Jun 05, 2007 17:53
So I got frustrated and resorted to facebook notes. Pathetic, I know, but I prefer typing my entries just because I can go back and add on, reword a few phrases to better the flow, or change the format right before I post to in order to facilitate reading.
Anyway, here's my entry from facebook (and from last night around midnight).
I feel weird not having it in my lj.
I feel a little bit old. Without school, I've had quite a bit of time to reflect. It's so strange thinking back to the beliefs I had as a freshmen, and, quite frankly, the thoughts I had even just last year.
I remember thinking so long ago that premarital sex, drugs, and alcohol were evil. Like actually evil. Still not a huge fan of drugs, especially hardcore ones, though I haven't tried any, but I don't think they're necessarily evil. Some, disgusting, but not evil. Which makes me think where I got the notion of it being evil. I've never been religious in my life so I wonder how my morals formed. My parents just recently gave me a sex talk, so it's not like I've been hearing that all my life. I also haven't been friends with the most religious of people my entire life.
Alcohol, I used to have a problem with people who used it. I don't know if I'm still as judgmental but in different areas, or if I've grown far more tolerant. Or perhaps I just got used to people drinking.
And sex. My opinion is constantly changing. For the longest time, I felt that you had to be in love before you did anything or it meant absolutely nothing, thus was useless.
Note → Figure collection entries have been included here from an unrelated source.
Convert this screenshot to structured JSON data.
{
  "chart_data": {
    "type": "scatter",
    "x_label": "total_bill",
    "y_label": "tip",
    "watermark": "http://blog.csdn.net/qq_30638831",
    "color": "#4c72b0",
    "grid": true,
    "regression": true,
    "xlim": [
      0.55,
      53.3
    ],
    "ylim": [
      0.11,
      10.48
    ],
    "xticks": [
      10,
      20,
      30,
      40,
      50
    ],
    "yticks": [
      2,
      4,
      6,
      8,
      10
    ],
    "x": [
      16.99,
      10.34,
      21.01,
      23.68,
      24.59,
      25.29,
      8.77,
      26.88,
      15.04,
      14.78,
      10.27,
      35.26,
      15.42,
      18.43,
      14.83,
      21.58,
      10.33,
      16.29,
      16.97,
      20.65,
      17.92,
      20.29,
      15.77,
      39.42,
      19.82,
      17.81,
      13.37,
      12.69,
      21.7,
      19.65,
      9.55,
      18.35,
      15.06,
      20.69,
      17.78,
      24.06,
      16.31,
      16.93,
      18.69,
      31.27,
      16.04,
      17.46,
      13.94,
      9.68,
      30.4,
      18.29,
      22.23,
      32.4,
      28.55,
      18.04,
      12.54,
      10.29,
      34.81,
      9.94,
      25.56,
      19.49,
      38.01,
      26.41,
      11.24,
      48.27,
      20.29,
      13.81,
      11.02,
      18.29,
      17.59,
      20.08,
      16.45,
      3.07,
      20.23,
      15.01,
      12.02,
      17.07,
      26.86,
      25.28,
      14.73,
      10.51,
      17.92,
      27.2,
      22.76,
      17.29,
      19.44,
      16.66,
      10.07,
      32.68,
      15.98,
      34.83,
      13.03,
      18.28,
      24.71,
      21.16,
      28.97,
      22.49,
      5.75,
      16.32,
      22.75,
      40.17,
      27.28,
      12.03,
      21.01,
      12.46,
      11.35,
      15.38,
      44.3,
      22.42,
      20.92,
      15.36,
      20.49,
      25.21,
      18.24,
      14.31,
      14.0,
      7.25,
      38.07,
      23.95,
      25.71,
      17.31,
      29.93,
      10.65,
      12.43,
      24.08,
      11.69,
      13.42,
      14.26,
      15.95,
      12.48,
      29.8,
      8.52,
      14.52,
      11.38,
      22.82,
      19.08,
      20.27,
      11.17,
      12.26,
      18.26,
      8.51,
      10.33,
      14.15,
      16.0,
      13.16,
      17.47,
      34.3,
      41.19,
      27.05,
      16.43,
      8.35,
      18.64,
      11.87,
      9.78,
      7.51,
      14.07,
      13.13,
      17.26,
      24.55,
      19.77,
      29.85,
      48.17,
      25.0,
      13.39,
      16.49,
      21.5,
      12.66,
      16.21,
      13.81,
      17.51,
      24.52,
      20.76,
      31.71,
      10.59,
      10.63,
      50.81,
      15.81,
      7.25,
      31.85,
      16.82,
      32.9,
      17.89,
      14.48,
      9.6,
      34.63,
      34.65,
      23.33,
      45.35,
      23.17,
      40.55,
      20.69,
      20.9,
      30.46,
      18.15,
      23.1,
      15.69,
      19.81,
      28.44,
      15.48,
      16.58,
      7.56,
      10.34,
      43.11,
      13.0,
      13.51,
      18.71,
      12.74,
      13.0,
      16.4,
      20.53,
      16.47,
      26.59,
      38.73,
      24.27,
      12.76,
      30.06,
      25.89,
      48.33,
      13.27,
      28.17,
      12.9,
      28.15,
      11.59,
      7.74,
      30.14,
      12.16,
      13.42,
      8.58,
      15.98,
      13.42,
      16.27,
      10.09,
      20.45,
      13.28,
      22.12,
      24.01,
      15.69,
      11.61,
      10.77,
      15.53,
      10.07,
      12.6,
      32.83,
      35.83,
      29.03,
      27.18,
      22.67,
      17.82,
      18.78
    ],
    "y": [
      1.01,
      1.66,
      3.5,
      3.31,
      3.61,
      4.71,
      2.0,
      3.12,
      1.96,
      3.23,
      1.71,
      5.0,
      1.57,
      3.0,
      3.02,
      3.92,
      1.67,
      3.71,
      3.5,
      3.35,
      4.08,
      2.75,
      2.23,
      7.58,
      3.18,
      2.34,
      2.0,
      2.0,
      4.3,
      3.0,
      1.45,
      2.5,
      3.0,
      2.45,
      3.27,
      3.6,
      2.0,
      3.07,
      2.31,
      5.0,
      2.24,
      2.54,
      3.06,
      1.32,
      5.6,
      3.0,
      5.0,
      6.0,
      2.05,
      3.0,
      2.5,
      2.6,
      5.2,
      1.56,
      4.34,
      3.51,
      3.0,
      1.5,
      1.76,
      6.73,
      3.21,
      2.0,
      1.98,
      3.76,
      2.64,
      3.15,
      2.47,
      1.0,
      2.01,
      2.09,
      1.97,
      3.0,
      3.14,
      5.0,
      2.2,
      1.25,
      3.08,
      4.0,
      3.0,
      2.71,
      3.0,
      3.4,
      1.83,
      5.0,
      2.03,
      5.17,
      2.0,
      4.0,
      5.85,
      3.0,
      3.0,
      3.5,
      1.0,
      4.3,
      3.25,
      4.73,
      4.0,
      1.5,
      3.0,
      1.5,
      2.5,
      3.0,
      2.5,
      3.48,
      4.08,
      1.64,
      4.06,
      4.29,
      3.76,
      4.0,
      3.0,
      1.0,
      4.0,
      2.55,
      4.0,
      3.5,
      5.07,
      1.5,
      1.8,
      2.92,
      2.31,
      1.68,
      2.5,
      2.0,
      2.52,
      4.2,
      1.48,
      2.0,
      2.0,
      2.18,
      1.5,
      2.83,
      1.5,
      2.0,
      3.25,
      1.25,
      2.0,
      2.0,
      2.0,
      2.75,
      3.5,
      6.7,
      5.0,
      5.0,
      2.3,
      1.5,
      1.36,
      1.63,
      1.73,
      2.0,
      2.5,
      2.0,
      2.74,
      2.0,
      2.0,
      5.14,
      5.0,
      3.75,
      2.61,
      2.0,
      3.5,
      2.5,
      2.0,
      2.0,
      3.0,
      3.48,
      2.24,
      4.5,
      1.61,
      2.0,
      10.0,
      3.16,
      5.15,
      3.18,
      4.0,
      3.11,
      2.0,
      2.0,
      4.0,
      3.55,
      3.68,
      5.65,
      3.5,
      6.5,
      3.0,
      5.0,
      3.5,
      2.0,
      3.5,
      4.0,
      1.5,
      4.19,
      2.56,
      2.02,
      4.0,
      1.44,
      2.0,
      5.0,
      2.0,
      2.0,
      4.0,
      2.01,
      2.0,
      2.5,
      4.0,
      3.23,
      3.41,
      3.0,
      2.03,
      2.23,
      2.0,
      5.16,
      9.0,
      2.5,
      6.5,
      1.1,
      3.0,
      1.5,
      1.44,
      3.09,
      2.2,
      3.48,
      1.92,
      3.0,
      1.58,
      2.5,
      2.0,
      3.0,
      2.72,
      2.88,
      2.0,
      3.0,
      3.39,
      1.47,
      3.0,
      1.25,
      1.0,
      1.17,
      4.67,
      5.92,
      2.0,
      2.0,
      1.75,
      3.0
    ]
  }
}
I felt that you had to wait until marriage for sexual intercourse for some strange reason.
I've been questioning where my morals came from for quite some time this year. It's just interesting how we change over time.
But now, I'm questioning why I've changed. I'm wondering if I wasn't so wrong about a few things. A first time, for sex anyway, is supposed to be special, right? Second, third, etc, I've been told don't really matter. Personally, I wouldn't know. I suppose I thought that sex had to have meaning. I see now that it's just an exchange of bodily fluids and satisfaction of hormones until it has meaning. Oh, and not to mention that before, if anyone did anything outside of a relationship, they were obviously sluts. Obviously.
And within questioning, I wonder why I question. Is it because I don't trust myself? Or is it because I'm genuinely interested behind the psychology of my mind?
And there's so much more I wonder about. I look back to my aspirations and compare them to the hopes I have now.
I've always wanted the perfect marriage with children, the white picket fence and the whole nine yards. Well, okay, maybe not so much the fence, but you know what I mean.
At first, I just wanted to be a stay at home mom. I've wanted to teach for a while. I also wanted to be a psychologist. Teaching is apparently winning at this point, but who knows where another four years will take me.
I thought I'd always stay here, in Oregon. I'd go far away for college, but end up back here. Well, I'm not going that far, but who knows where I'll end up.
I thought I'd have that one really meaningful romantic relationship by now. I guess it wasn't meant to be.
I never thought my father would be such an asshole. I never imagined getting hit or half of the verbal abuse I've been getting for the past four years.
I've always seen myself with a female best friend rather than a male one. Well, as feminine as Michael is, I'm pretty sure he's male. :P
I've also thought I'd have the ability to wake up early.
heh, writing this at this hour doesn't help that^ very much, now does it?